Levine's whole post is worth reading but given some of our recent discussions, this part seemed particularly relevant.
In the North American television industry, an upfront is a group of gatherings hosted at the start of important advertising sales periods by television network executives, attended by the press and major advertisers. It is so named because of its main purpose, to allow marketers to buy television commercial airtime "up front", or several months before the television season begins.
The first upfront presentation was made by ABC in 1962, in an attempt to find out how advertisers felt about the network's new shows.
In the United States, the major broadcast networks' upfronts occur in New York City during the third week of May, the last full week of that month's sweeps period. The networks announce their fall primetime schedules, including tentative launch dates (i.e., fall or midseason) for new television programming, which may be "picked up" the week before. The programming announcements themselves are usually augmented with clips from the new television series, extravagant musical numbers, comedic scenes, and appearances by network stars, and take place at grand venues such as Lincoln Center, Radio City Music Hall, or Carnegie Hall. It is also the time when it is announced (by virtue of not being on the fall schedule) which shows are canceled for the next season. In recent years, the networks have mostly revealed this information to the public a few days before the actual presentation. Most cable networks present earlier in the spring since they usually program for the summer months; press attention to these announcements is usually much lighter.
Originally, before networks could own shows, the fights were with studios over number of episodes ordered and license fees. The license fee is what the network gives the studio to produce the show. The network was allowed two airings. If the cost of the show was more than the license fee then the studio paid the difference. The networks made their money by selling commercial time.As a bit of context, the television networks have spent more than half their lives under predictions of eminent demise. Go back to the late 70s and early 80s and you'll find columnists speculating that cable and the VCR would kill off at least one of the big three before 1990. These columns were recycled over the years with the advent of digital cable, DVDs, video games, the internet, the boom in original programming, streaming services and probably a few other developments I can't think of at the moment.

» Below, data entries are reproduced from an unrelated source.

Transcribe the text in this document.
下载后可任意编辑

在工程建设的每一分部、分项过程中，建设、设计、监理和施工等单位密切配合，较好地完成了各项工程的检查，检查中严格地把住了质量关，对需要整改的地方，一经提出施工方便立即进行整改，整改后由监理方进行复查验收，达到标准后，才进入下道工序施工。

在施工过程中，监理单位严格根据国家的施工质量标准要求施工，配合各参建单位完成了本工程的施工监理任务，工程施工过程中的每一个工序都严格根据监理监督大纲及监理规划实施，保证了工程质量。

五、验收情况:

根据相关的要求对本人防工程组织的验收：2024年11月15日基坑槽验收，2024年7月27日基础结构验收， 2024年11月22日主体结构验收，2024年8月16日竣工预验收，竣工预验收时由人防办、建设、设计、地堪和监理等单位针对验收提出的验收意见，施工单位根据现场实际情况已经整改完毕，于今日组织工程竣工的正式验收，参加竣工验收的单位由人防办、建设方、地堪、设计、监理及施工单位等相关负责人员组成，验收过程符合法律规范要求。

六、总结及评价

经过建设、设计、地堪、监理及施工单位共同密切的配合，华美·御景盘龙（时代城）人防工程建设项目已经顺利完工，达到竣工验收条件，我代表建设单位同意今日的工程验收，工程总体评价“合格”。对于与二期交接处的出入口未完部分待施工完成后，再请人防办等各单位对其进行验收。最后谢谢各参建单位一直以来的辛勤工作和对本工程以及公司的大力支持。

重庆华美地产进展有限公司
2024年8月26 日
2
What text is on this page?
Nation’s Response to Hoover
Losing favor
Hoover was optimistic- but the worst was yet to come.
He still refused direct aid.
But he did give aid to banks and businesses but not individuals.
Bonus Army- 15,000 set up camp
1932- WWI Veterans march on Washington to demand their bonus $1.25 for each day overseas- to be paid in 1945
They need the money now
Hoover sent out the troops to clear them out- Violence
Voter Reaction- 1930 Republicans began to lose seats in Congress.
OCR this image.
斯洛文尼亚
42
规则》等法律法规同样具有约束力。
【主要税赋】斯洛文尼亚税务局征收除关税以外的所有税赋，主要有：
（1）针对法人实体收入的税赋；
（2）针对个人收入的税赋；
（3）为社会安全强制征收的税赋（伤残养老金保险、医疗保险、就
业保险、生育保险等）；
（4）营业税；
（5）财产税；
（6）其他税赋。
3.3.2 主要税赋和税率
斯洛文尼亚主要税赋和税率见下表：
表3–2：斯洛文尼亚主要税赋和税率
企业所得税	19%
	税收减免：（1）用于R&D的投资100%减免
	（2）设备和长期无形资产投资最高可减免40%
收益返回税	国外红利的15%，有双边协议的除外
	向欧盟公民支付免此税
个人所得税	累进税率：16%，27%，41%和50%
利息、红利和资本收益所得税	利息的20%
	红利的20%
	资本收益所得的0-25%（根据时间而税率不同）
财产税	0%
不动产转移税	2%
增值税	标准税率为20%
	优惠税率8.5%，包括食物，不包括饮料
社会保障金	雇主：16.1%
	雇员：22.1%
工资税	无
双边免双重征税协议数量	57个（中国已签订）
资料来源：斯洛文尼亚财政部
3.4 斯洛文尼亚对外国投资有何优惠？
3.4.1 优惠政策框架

So if a series was cancelled after thirteen weeks and the studio shelled out a lot of additional costs it took a bath. But if the show was a hit, like say FRIENDS, then the studio owned it outright. At the time, syndication was the brass ring. Warner Brothers has made billions on FRIENDS. 20th continues to rake in money from MASH. It’s like a slot machine that just keeps paying out for over forty years.
Studios made so much money that the networks eventually cried poverty and lobbied the government to participate. They won and were allowed to own studios and shows. There was concern that the networks would then just pick up their own shows and squeeze out outside studios. "Oh no," they promised, "Our goal is to get the highest ratings so we'll buy the best shows regardless of who produces it." You know the result. For the most part networks only picked up shows they owned. If they bought a show from an outside studio they usually required partnership.
If you had an ownership stake in a series (let's say you were the writer/creator/showrunner) you now had another partner. Sort of reminds you of the Sopranos,’ doesn’t it? And even the big syndication dollars were in jeopardy. Why? Because networks began buying cable networks and selling their shows essentially to themselves at reduced rates. The ownership partners were undercut again. The networks profited in that they had quality programming for their upstart networks and they alone profited on the advertising. This prompted several lawsuits by folks with ownership stakes, like Alan Alda.
All of these new sources of competition continued to erode (losing a monopoly will do that), but they remained one of the dominant forces in the media landscape and thanks to deregulation and industry consolidation, companies like NBC/Universal/Comcast have unprecedented freedom to abuse market power.
We're thirty-plus years into an experiment in laissez-faire economics and certain conclusions are difficult to avoid.
1. Left unchecked, economic power tends to consolidate.
2. Once gained, that power is remarkably difficult to lose, even in the case of spectacularly incompetent management.
3. Inevitably, that power will be abused.
As a statistician, I know I'm always supposed to be calling for more data, but in this case, I think we have enough.